Priestley tries to answer question
In his latest Pitlane Life Lessons podcast titled "How do you prevent F1 drivers from destroying a team?" Priestley attempts to answer a question that comes up often. That question is how to get two different drivers on a team to work together in the best possible way, while also being each other's biggest rivals. Priestley says, "How do you actually prevent the individual from only pursuing their own interests at the expense of the team?"
The Brit recalls examples of this situation at McLaren when he was working there. Fernando Alonso was the favorite within McLaren Mercedes for the world title after his two titles at Renault. Newcomer Lewis Hamilton was not so popular: "The mechanics and engineers fought among themselves to work in Fernando's garage. People didn't want to work on Hamilton's car, because they didn't expect so much from him." In practice, it worked out quite differently. Hamilton ended up being as fast as the two-time world champion and even faster in some races.
Communication is the key
The battle between the two teammates in 2007 became very heated at times. On the 2022 grid, the battles between them are not yet so heated. At Red Bull Racing and Ferrari, who seem to be fighting together for the title, the relationships between Max Verstappen and Sergio Perez and Charles Leclerc and Carlos Sainz are still good. Verstappen and Leclerc so far stand head and shoulders above their teammates. With Mercedes currently not really fighting at the top of the field, it could possibly be between George Russell and Hamilton. The young Briton has had a stronger start to the season than the seven-time world champion.

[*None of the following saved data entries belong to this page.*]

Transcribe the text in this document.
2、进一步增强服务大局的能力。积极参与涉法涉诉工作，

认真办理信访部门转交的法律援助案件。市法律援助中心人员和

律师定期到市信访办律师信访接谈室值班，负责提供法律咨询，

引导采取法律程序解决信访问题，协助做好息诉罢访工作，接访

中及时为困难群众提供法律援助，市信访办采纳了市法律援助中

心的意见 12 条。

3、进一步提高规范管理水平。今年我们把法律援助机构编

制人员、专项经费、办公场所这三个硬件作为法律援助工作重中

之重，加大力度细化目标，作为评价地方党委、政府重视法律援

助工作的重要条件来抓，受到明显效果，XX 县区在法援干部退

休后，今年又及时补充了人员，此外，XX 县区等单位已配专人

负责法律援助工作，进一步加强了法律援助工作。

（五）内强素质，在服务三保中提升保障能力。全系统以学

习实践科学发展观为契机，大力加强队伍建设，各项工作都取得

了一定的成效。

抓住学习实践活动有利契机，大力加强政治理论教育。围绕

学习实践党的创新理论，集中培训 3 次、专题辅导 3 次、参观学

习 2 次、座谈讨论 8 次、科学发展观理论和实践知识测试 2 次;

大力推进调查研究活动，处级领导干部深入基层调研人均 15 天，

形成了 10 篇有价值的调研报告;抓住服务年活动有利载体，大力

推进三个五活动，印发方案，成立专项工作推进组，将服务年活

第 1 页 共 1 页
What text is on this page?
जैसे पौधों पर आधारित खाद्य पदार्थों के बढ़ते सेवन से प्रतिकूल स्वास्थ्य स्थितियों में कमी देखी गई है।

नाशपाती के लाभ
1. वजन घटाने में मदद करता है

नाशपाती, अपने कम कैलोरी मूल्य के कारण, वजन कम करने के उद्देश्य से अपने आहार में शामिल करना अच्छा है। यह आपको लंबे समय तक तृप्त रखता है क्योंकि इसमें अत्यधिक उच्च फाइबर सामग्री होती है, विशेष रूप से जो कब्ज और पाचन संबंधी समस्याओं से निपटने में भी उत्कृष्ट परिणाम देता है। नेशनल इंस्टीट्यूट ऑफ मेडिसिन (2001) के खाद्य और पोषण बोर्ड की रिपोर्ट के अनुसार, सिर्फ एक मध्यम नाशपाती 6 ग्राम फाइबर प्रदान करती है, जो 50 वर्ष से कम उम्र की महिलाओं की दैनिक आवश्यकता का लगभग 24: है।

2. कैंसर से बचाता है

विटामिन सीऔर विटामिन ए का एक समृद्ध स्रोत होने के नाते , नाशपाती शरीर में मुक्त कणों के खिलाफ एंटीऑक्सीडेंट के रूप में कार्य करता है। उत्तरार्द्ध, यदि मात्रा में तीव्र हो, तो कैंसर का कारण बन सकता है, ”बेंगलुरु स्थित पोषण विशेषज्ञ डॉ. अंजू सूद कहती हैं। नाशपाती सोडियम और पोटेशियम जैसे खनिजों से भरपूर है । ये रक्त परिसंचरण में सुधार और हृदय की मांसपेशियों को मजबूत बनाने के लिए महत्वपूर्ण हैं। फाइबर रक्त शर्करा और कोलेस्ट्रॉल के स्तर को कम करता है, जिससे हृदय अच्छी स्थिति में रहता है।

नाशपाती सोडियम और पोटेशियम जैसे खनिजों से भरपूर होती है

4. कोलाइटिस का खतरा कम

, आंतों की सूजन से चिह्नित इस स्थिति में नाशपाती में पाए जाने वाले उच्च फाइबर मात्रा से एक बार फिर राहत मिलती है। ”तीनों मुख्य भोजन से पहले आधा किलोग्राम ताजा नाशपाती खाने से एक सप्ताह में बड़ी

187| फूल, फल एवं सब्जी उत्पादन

Priestley concludes after numerous examples and recollections of the battles between them at McLaren that communication from the team is crucial. "McLaren could have avoided a lot of fighting by just speaking out how things were. Instead of assuming everyone knew how things were." What Priestley means is that McLaren should have taken charge of the fight between them, and perhaps even prevented a fight between them, by saying which of the two drivers would be the leader.